I have already elaborated the necessity and key objectives of modernizing our national economy through an industrial development strategy for diversifying the Cambodian economy.. We might come up with some different views on the direction of Cambodia’s economy in this Forum. But I firmly believe that all of us are fundamentally agreed that Cambodia’s economy needs to be further advanced and its economic base has to be diversified by exploiting effectively and efficiently its comparative advantage in order to ensure sustainable development. This is a definitely a complicated assignment, which requires us to study in depth and carefully design a step-by-step strategy for implementation. In this spirit, I highly appreciate and welcome your constructive ideas, comments and recommendations.
Before ending, on behalf of the Royal Government and myself, I would like to take this opportunity to express my appreciation to the Supreme National Economic Council, which is the Social and Economic Policy Think Tank of the Head of the Royal Government, for organizing this Forum. I would also like to express my sincere thank to UNDP, ADB, World Bank and other Development Partners, in particular Japan and China as well as other Line Ministries and Agencies for their strong support for both technical and financial assistance to meet the capacity building needs of Cambodia. I believe that our cooperation will be further expanded in the future.

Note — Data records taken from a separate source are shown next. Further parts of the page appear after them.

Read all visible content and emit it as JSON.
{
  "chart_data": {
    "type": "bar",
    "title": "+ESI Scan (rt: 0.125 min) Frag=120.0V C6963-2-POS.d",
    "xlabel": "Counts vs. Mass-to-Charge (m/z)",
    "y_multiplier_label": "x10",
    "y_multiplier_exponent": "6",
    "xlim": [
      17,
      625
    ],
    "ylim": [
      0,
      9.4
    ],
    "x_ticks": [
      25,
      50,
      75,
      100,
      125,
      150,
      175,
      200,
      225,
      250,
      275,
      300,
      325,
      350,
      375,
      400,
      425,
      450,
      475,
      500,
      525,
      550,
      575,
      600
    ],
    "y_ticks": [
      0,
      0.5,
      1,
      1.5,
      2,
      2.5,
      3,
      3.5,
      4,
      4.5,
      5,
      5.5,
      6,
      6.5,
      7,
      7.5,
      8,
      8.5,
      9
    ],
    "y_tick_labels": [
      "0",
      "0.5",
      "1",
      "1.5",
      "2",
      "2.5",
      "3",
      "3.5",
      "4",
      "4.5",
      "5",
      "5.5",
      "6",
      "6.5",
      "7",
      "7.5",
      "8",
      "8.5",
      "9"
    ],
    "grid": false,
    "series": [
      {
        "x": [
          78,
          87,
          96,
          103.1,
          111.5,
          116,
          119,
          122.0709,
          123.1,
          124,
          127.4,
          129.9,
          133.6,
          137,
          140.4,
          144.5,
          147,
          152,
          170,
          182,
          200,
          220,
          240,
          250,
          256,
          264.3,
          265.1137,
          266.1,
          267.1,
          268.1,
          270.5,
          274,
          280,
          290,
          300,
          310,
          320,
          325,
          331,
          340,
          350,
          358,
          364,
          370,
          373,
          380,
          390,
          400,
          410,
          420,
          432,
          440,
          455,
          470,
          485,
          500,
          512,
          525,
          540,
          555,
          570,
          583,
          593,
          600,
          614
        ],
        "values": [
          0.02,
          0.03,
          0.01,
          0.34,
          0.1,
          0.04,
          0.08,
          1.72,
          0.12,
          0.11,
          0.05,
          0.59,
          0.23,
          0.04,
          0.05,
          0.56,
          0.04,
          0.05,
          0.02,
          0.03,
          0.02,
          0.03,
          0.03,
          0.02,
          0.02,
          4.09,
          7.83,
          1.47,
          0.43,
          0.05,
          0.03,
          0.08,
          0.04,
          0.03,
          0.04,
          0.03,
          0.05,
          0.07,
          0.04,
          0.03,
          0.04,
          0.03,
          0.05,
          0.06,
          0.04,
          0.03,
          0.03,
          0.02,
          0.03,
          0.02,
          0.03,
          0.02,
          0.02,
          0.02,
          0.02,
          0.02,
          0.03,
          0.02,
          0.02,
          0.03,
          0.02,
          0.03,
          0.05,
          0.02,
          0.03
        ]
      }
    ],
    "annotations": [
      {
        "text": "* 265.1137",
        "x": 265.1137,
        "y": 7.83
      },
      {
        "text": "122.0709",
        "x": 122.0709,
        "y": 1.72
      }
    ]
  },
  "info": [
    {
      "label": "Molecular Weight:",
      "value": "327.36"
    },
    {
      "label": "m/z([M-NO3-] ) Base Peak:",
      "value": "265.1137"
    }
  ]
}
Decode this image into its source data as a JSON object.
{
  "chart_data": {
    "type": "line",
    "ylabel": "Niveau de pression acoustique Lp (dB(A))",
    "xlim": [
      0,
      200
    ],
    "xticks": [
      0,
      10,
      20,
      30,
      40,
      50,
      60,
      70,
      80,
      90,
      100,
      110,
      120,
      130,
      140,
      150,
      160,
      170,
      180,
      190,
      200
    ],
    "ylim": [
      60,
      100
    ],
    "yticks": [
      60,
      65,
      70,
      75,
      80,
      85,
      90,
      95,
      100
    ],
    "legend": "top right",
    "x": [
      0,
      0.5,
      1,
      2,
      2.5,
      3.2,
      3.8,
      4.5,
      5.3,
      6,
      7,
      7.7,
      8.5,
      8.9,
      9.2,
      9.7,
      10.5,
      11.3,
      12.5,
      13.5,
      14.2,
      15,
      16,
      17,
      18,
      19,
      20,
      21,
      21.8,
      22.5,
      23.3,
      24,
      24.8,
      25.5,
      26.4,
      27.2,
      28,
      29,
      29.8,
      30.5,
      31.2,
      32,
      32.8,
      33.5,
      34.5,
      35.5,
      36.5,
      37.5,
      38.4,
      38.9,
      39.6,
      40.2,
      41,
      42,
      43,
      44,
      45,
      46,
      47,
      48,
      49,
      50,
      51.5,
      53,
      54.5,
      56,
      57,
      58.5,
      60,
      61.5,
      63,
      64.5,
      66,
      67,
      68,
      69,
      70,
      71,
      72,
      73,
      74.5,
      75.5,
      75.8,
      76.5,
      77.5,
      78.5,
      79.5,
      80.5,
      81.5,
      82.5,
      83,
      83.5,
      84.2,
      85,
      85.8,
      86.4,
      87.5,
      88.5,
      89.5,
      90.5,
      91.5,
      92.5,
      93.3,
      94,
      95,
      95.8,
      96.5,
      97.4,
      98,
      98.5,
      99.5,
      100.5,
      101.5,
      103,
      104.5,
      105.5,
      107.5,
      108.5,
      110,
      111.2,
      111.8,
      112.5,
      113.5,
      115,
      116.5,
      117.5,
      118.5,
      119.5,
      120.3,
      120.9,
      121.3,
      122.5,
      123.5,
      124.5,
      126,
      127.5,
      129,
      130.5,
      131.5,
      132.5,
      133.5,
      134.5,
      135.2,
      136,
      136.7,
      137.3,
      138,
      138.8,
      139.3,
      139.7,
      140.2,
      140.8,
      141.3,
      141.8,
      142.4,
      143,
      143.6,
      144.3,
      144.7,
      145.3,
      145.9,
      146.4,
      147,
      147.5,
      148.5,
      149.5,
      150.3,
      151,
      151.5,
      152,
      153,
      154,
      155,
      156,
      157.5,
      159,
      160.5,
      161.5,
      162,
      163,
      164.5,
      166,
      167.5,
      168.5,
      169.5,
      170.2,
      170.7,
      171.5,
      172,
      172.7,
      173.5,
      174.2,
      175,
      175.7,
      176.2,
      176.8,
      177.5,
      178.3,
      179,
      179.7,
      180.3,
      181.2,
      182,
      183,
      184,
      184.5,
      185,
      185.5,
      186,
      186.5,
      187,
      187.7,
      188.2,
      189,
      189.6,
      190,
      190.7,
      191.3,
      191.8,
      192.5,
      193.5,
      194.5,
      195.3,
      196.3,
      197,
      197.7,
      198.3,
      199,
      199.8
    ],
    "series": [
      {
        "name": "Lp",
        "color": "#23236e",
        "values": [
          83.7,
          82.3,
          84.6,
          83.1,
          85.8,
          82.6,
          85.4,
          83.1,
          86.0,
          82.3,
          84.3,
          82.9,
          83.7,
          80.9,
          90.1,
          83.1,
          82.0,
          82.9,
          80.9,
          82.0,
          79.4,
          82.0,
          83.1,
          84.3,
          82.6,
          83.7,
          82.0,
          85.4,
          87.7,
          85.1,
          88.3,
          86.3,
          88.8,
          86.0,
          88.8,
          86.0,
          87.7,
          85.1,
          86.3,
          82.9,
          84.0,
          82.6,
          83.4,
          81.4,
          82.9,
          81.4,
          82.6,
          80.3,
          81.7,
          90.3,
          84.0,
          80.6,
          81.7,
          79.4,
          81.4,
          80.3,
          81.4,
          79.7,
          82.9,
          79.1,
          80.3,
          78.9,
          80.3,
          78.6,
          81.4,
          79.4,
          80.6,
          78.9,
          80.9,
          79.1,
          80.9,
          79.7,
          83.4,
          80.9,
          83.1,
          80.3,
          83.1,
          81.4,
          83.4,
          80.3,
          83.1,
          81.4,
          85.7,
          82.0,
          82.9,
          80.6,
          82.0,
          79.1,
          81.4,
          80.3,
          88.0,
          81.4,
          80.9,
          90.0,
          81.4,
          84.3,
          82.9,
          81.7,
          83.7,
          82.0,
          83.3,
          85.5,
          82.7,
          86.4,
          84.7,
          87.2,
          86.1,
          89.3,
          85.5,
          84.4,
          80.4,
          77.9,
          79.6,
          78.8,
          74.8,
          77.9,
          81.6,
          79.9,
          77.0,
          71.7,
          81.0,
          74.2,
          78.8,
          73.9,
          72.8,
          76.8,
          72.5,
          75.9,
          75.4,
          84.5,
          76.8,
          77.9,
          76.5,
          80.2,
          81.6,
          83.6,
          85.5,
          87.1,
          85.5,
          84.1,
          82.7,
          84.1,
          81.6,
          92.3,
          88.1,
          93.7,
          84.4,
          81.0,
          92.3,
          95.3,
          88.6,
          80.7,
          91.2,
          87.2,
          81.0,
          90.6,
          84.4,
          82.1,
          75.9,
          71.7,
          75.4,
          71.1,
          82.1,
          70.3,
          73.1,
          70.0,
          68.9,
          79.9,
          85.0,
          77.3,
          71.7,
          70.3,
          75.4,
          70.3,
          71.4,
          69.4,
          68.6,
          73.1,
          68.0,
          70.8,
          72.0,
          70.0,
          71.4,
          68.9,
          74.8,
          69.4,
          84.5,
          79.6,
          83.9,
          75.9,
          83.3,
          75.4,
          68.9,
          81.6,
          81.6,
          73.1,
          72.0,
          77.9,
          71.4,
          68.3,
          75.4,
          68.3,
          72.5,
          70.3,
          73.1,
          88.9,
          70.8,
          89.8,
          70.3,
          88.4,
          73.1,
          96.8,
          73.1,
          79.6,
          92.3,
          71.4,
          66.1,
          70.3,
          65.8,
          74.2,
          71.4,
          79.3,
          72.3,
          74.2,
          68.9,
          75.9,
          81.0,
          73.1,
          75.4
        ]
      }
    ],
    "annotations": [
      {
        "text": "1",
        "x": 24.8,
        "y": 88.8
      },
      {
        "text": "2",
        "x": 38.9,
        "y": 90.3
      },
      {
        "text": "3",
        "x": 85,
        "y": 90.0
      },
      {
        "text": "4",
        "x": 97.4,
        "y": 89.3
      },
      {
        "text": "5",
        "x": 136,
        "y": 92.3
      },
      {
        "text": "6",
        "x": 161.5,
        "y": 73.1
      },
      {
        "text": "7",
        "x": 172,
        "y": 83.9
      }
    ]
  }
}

I would like to thank Excellencies, Ladies and Gentlemen, and in particular those coming from outside Phnom Penh and Cambodia for spending your valuable time to participate in this Forum.
Finally, I wish the forum a fruitful and active discussion. I am confident that your deliberations will contribute significantly to the formulation and preparation of development policies and strategies for Cambodia.
I wish you all the four gems of Buddhist blessing: Longevity, Nobility, Health and Strength. May I now declare the opening of the Fourth Cambodia Economic Forum!